Greening the grass roots

I love the paws-on initiative behind Pets for the Environment, a Web-based awareness campaign spearheaded by a shaggy dog named Eddie. Galvanized by the death of Feathers (the family parrot inhaled lethal chemicals from a non-stick cooking pan), Eddie is on a mission to clean up the world he shares with a cat and his people. His practical suggestions for reducing your pets’ exposure to nasty chemicals offer simple ways to become engaged this Earth Day. From taking a pass on stain-proof treatments for couches, carpets and car upholstery (loaded with toxic PFCs) to avoiding strip-mined kitty litter for cats, making environmental and healthy choices for our animals is sure to generate triple-up benefits. Happy Earth Day.

D-I-Y dog blanket-coat

When I was working on my book, I wondered why dog people were so willing to be generous with their time, energy and dollars, especially for anything related to dogs. Are they nicer than, say, cat people? Or people without pets? Obviously, I don’t know. But there are a lot of dog-loving humans out there with great ideas and a desire to share them.

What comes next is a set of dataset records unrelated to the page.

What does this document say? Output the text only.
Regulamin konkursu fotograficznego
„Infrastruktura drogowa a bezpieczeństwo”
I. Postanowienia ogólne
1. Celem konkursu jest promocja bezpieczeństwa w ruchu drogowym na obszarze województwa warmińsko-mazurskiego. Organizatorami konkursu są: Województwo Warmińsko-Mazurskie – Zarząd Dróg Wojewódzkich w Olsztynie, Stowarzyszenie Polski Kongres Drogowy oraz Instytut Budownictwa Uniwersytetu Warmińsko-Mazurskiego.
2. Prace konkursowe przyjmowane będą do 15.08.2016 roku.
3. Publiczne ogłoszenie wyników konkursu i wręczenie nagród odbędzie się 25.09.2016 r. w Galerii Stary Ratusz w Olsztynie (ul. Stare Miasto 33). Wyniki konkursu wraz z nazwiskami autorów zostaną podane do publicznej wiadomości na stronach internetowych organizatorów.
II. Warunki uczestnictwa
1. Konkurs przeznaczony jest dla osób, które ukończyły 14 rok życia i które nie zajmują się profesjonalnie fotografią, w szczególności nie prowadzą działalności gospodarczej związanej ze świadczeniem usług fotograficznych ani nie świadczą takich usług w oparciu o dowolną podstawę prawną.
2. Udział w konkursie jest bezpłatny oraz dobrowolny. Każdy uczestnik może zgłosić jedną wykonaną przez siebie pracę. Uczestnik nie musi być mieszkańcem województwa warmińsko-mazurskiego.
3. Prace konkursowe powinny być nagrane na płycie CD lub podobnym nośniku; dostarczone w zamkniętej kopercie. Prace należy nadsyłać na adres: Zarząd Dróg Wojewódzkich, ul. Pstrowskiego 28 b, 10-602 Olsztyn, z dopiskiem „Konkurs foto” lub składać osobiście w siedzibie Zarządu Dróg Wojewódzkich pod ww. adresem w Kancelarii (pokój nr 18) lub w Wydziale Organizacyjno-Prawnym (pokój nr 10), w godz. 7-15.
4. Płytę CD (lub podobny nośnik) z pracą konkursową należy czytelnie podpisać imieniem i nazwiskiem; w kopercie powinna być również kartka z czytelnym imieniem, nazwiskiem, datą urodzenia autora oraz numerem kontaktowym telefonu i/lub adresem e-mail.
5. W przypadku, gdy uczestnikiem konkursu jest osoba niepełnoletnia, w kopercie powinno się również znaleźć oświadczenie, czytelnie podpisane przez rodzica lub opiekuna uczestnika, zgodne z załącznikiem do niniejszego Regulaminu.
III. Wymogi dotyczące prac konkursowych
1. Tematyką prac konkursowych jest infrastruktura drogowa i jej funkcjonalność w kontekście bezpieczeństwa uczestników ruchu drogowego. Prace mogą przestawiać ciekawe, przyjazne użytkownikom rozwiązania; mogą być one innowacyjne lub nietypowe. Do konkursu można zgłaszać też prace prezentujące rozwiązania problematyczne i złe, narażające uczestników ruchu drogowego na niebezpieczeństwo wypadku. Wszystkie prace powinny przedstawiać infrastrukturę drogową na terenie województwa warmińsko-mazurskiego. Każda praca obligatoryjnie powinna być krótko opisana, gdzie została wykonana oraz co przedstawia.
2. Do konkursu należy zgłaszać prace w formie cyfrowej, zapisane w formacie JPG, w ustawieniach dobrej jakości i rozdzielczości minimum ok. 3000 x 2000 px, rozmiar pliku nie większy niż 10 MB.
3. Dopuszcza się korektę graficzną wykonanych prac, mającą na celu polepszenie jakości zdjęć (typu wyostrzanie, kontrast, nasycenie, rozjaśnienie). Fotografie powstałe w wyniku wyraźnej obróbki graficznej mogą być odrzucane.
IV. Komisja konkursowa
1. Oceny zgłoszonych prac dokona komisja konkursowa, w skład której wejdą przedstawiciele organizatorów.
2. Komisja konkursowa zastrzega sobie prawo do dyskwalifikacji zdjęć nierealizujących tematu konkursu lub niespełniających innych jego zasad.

Take Chris C., who lives with a five-year-old German Shepherd named Abby K-9 in Virginia. When she’s not clicker-training, hiking or adventuring with Abby, Chris channels her ample supply of good sense and enthusiasm into a blog loaded with smart, free advice about life with her dog. (Abby, by the way, gives Rin Tin Tin a run for the money: A former shelter dog, she’s earned her CGC and HIT titles, and served as an Army recruiting mascot and a therapy dog.) Chris’s recent detailed post on dog backpacks answers many of the questions new hikers have about hitting the trail with a canine sidekick. But one of my favorite posts is her pattern/instructions for creating a dog coat from a blanket. (The photo above is from Abby K-9’s blog and shows the finished product.) Chris is also committed to the cause of responsible breeding and created this video about the plight of German Shepherds — and, by extensions, all dogs — in shelters (tissues required).